UK Storms Wash Out Railway Line, Thousands Without Power Supply, Residents Advised to Brace for More Rains, Floods
By Esther Tanquintic-Misa | February 6, 2014 5:13 PM EST
Waves as high as 60 feet that lashed along Britain's shorelines have washed out portions of a 150-year old railway line into the sea. Residents have been advised to brace for more rains and potential flooding into the weekend.
An 80-metre stretch of the Great Western rail was washed out into the sea as the section of the Dawlish sea wall collapsed under the weight of crashing waves. Its ballast and foundations were seen falling into the sea as high mighty waves lapped up against it.

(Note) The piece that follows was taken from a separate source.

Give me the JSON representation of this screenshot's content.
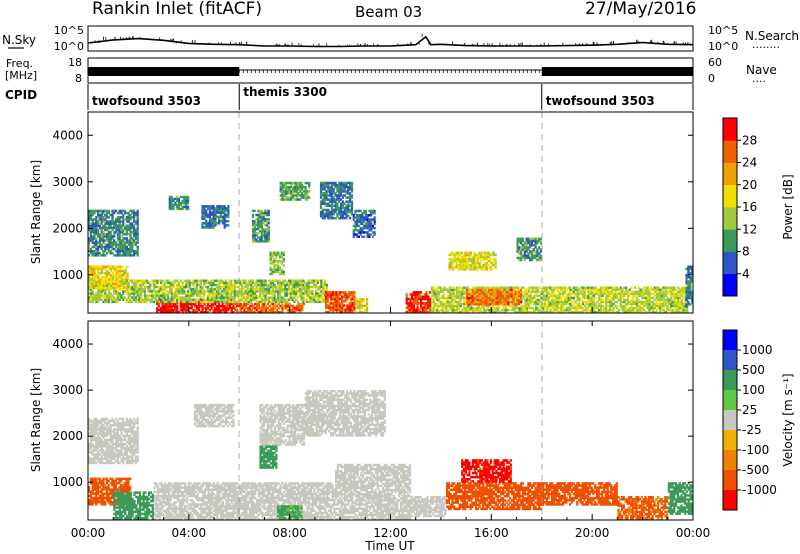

"I can't believe it, I am shell shocked. I feel I have been in a battle zone," 62-year old musician Robert Parker told the Mirror. "I have lived here 14 years and never seen anything like this."
FirstGroup Plc's First Great Western franchise, operator of the 200-km/h express trains on the route, suspended operations beyond Exeter "until further notice."
"We're on site at a number of locations in the southwest of England and are making repairs where the weather conditions permit," Network Rail said on its Web site. "We'll carry out an initial assessment of the damage at Dawlish as soon as the weather subsides to help us identify the extent and scope of repairs required."
On Tuesday, about 44,000 customers had been affected by power cuts, according to the Western Power Distribution. While some has been reconnected, around 953 customers still remained without electricity across the South West, while 490 were still cut off in Cornwall.
Forecasters warned residents to brace for more rains and potential floods into the weekend.
"The unsettled weather will continue over the coming days with heavy rain across the southern half of Britain on Thursday evening into Friday, and that will be quickly followed by another storm moving in early on Saturday," Andy Page, Met Office chief meteorologist, said.
"This will bring the risk of flooding and damaging winds bringing down trees to cause disruption to travel and power networks."
The public could expect 20-30mm of rain throughout the day.